Amnesty International rappelle que les solutions de relogement doivent garantir un niveau de vie suffisant, la sécurité d’occupation et l’accès aux services de base et aux moyens de subsistance. En particulier, l’organisation engage le gouvernement de Géorgie à prendre les mesures suivantes :

* veiller à ce que les personnes soient informées suffisamment à l’avance de la date exacte d’expulsion, et que les personnes déplacées soient véritablement consultées et invitées à participer à l’élaboration et la mise en œuvre de solutions de relogement durables ;

* s’assurer que les expulsions soient effectuées en pleine conformité avec les garanties exigées par les normes nationales et internationales relatives aux droits humains, et que les personnes expulsées bénéficient de toute urgence d’une aide financière et d’une solution de relogement convenable ;

* faire le nécessaire pour que les observateurs disposent d’un accès libre et illimité lors du suivi du processus d’expulsion ;

* veiller à ce que toutes les solutions d’hébergement proposées aux personnes déplacées dans des centres collectifs et sur de nouveaux sites de réinstallation remplissent les critères d’habitabilité, comportent un accès à l’eau, aux installations sanitaires et aux autres infrastructures de base et se trouvent dans un lieu adapté.


Complément d’information

La vague d’expulsions qui a commencé en août 2010 traduit une politique visant à résoudre un problème de déplacements massifs résultant des conflits du début des années 1990 en Abkhazie et en Ossétie du Sud et de la guerre entre la Géorgie et la Russie en 2008. La Géorgie compte quelque 246 000 personnes déplacées en raison de ces conflits qui vivent actuellement dans des centres collectifs, des lieux d’accueil temporaire et des logements privés dans ces régions et à Tbilissi.
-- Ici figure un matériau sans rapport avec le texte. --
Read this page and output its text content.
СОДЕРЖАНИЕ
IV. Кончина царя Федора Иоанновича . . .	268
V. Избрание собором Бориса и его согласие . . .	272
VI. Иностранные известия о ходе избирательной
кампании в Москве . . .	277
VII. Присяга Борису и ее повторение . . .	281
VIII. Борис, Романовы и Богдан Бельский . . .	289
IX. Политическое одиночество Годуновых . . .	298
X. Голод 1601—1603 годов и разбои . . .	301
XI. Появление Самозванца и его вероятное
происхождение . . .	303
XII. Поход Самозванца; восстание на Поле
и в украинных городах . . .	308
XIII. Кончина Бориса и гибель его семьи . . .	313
Environ 5 000 personnes déplacées à Tbilissi ont été expulsées de force de leurs habitations en juin, juillet et août 2010. Ces expulsions se sont faites en contravention avec les normes internationales. Dans plusieurs cas, les pouvoirs publics n’ont proposé aux personnes concernées ni solution de relogement ni indemnisation. En août, le gouvernement a gelé les expulsions, en attendant l’adoption de nouvelles lignes directrices en matière de logement, qui ont été fixées en septembre.

Le processus d’expulsion qui a repris le 20 janvier a été accompagné de rassemblements de personnes déplacées, soutenues par certains partis d’opposition, qui protestaient contre les expulsions. Au moins une échauffourée a eu lieu, au cours de l’évacuation d’anciens logements étudiants à Bagebi, quand un groupe de sympathisants et de proches des personnes habitant l’immeuble est arrivé sur les lieux et a tenté d’y entrer.

Les organisations internationales qui assurent le suivi de ce processus estiment que moins de 10 % des personnes déplacées concernées ont accepté d’être réinstallées dans un autre logement dans les régions proposées.